Damit waren wir auch schon am Ende der Sitzung angekommen. 

BM Stammer informierte uns darüber, dass aufgrund einer Eilentscheidung die Wasserleitung in der Ruchsener Schmiedgasse komplett erneuert wird, bevor erst die eine Stelle heute, und dann die nächste Stelle in einer Woche saniert werden muss

Auch das Glasfaserinternet-Weiße-Graue-Stellenchaos setzt sich fort, die Netcom wird in Züttlingen gegen die weißen Flecken kämpfen. Mittlerweile ist es mehr als undurchsichtig, wer wo wann was genau macht. WIR hoffen, irgendjemand hat den Überblick behalten, und wichtig ist, dass wir am Ende ein zeitgemäßes Netz überall in Möckmühl und besonders den Ortsteilen haben. Allerdings kann keiner sagen, wann genau "das Ende" sein wird...

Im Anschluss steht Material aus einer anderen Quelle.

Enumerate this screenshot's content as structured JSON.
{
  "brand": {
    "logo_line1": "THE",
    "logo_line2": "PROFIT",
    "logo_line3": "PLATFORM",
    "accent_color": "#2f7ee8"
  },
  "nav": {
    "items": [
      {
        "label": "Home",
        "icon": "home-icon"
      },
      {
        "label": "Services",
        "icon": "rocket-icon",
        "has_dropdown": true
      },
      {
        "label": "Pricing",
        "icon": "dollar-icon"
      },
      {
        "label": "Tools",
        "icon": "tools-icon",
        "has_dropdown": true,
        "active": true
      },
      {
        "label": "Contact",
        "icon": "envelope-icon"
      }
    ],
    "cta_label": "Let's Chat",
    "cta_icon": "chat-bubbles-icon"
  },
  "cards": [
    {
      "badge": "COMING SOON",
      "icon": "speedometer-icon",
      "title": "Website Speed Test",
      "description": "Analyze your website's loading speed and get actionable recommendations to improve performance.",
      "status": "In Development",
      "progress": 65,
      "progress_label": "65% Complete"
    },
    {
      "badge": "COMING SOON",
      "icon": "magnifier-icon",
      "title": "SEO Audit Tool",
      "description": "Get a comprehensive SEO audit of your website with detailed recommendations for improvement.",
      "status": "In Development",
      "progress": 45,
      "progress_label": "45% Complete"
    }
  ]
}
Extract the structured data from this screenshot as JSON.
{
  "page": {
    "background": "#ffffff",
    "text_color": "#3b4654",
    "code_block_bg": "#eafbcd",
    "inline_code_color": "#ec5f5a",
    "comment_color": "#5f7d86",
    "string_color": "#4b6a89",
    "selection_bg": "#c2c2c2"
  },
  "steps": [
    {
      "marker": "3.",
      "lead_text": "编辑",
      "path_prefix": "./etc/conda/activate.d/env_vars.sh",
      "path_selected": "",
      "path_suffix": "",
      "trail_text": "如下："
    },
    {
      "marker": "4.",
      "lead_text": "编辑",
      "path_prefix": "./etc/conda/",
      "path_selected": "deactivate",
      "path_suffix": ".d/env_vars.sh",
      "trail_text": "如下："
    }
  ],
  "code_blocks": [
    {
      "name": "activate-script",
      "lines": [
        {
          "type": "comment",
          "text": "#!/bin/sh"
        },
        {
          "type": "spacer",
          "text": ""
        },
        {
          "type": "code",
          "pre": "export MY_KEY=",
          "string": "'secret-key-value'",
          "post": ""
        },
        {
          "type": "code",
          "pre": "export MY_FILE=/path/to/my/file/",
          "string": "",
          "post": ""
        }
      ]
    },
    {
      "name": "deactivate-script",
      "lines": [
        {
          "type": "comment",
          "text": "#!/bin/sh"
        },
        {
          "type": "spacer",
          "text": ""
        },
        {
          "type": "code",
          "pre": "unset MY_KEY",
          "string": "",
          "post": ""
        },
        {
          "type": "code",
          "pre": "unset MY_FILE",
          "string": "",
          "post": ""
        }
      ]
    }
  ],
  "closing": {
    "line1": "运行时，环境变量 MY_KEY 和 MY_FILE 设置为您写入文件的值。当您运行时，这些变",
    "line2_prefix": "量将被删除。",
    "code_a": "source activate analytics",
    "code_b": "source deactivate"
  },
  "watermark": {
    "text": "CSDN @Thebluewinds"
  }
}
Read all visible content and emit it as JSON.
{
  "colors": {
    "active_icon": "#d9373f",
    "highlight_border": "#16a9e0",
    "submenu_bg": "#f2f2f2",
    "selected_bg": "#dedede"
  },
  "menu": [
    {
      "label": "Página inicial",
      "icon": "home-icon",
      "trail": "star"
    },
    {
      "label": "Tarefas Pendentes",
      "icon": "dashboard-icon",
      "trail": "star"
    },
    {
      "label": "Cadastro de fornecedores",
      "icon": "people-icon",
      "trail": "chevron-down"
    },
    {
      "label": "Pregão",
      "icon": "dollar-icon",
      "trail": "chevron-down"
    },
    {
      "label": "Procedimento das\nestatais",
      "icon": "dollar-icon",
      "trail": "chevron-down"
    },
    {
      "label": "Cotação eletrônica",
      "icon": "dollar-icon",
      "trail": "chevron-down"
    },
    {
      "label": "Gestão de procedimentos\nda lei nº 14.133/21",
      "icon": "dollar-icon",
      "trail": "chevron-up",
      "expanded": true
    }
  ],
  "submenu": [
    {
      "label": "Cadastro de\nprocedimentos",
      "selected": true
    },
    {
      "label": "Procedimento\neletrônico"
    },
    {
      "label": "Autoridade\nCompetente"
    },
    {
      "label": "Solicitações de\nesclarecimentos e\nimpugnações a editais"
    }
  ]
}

Mit zu hohem Wasserverbrauch hat die Bodenseewasserversorgung aktuell zu kämpfen. Nicht nur in Möckmühl, sondern in ihrem ganzen Versorgungsgebiet. Die Leitungen, die aktuell liegen, können den Bedarf nicht mehr decken, und auch Einschränkungen in der Abgabe sind nicht mehr völlig aus der Welt. 

Vielleicht ist Ihnen jetzt beim Lesen die Idee gekommen: Größere, effektivere Leitungen verlegen, die den Anforderungen entsprechen! 

Aber da haben Sie die Rechnung ohne Ämter, Gutachter, Umweltschützer, usw gemacht. Denn da in Deutschland mittlerweile (wieder überspitzt formuliert) jeder, jede, und vor allem jeder Verein, ob es ihn was angeht oder nicht, bei solchen Planungen mitsprechen darf, zig Gutachten fällig sind, und dann wahrscheinlich noch geklagt wird, und auch der Verwaltungsprozess an sich ja noch seine Zeit braucht, beträgt die Planungsdauer eines solchen Wasserleitungsprojekts aktuell 15 (fünfzehn!) Jahre.

So berechtigt auch das Anliegen jedes einzelnen sein mag: WIR sind der Meinung, dass in solchen Fällen der Einzelne hinter der Gemeinschaft zurückstehen sollte. 

Was uns als Einzelne natürlich dennoch nicht von der Verantwortung für unseren Wasserverbrauch enthebt, und sich jeder und jede überlegen muss, wo er oder sie denn Wasser einsparen kann.

Damit endete der öffentliche Teil der Sitzung.

WIR wünschen allen einen schönen Frühling und frohe Ostern!